On the Integration of Physics-Based Machine Learning with Hierarchical Bayesian Modeling Techniques
This work addresses the challenge of incorporating physical knowledge into machine learning for improved performance in physical system modeling, particularly in structural dynamics, but it is incremental as it builds on existing physics-based ML and hierarchical Bayesian methods.
The paper tackles the problem of black-box machine learning models underperforming in blind conditions by integrating physics-based models into Gaussian Processes with a specific kernel, and demonstrates its application to structural dynamics inverse problems through numerical and experimental examples.

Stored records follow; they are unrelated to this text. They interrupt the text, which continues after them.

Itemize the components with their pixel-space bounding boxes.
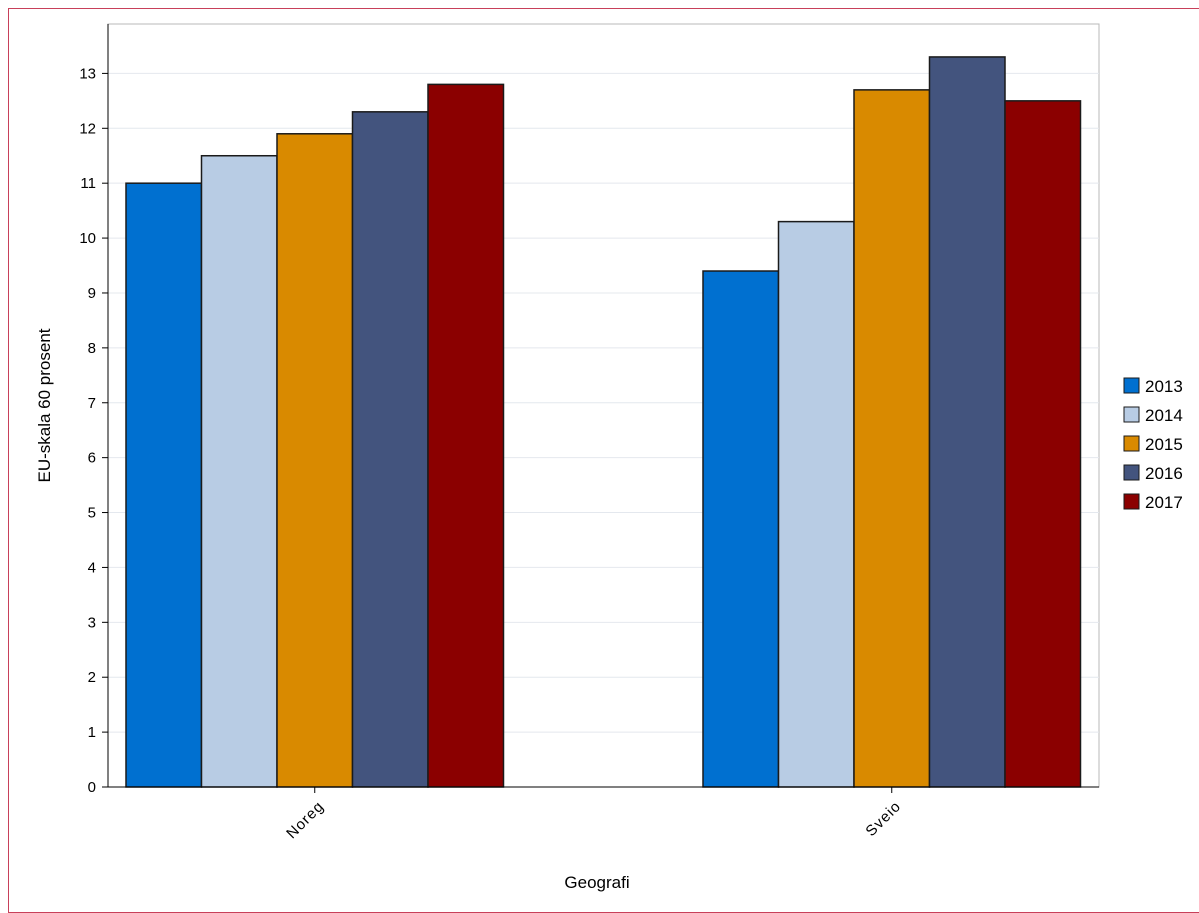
y-tick-label: 7 <box>88 395 96 412</box>
bar-sveio-2015 <box>853 89 931 788</box>
bar-sveio-2016 <box>928 56 1006 788</box>
x-tick-label: Sveio <box>862 798 904 840</box>
y-tick-label: 2 <box>88 669 96 686</box>
bar-noreg-2015 <box>276 133 354 788</box>
y-tick-label: 4 <box>88 559 96 576</box>
bars <box>125 56 1082 788</box>
bar-noreg-2013 <box>125 182 203 788</box>
y-tick-label: 3 <box>88 614 96 631</box>
legend-label-2017: 2017 <box>1145 493 1183 512</box>
legend: 2013 2014 2015 2016 2017 <box>1123 377 1183 512</box>
legend-swatch-2017 <box>1123 493 1140 510</box>
bar-sveio-2017 <box>1004 100 1082 788</box>
y-axis-title: EU-skala 60 prosent <box>35 328 54 482</box>
bar-noreg-2016 <box>351 111 429 788</box>
legend-label-2014: 2014 <box>1145 406 1183 425</box>
y-tick-label: 10 <box>79 230 96 247</box>
legend-swatch-2015 <box>1123 435 1140 452</box>
x-axis-ticks: Noreg Sveio <box>283 787 905 842</box>
legend-swatch-2014 <box>1123 406 1140 423</box>
y-tick-label: 5 <box>88 505 96 522</box>
x-axis-title: Geografi <box>564 873 629 892</box>
y-tick-label: 9 <box>88 285 96 302</box>
y-tick-label: 13 <box>79 65 96 82</box>
y-tick-label: 8 <box>88 340 96 357</box>
y-tick-label: 11 <box>80 175 96 192</box>
legend-swatch-2013 <box>1123 377 1140 394</box>
y-tick-label: 1 <box>88 724 96 741</box>
bar-noreg-2017 <box>427 83 505 788</box>
bar-sveio-2014 <box>777 220 855 788</box>
y-tick-label: 0 <box>88 779 96 796</box>
y-tick-label: 12 <box>79 120 96 137</box>
legend-label-2013: 2013 <box>1145 377 1183 396</box>
legend-label-2016: 2016 <box>1145 464 1183 483</box>
legend-label-2015: 2015 <box>1145 435 1183 454</box>
x-tick-label: Noreg <box>283 798 327 842</box>
bar-sveio-2013 <box>702 270 780 788</box>
legend-swatch-2016 <box>1123 464 1140 481</box>
y-tick-label: 6 <box>88 450 96 467</box>
bar-noreg-2014 <box>200 154 278 788</box>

Machine Learning (ML) has widely been used for modeling and predicting physical systems. These techniques offer high expressive power and good generalizability for interpolation within observed data sets. However, the disadvantage of black-box models is that they underperform under blind conditions since no physical knowledge is incorporated. Physics-based ML aims to address this problem by retaining the mathematical flexibility of ML techniques while incorporating physics. In accord, this paper proposes to embed mechanics-based models into the mean function of a Gaussian Process (GP) model and characterize potential discrepancies through kernel machines. A specific class of kernel function is promoted, which has a connection with the gradient of the physics-based model with respect to the input and parameters and shares similarity with the exact Autocovariance function of linear dynamical systems. The spectral properties of the kernel function enable considering dominant periodic processes originating from physics misspecification. Nevertheless, the stationarity of the kernel function is a difficult hurdle in the sequential processing of long data sets, resolved through hierarchical Bayesian techniques. This implementation is also advantageous to mitigate computational costs, alleviating the scalability of GPs when dealing with sequential data. Using numerical and experimental examples, potential applications of the proposed method to structural dynamics inverse problems are demonstrated.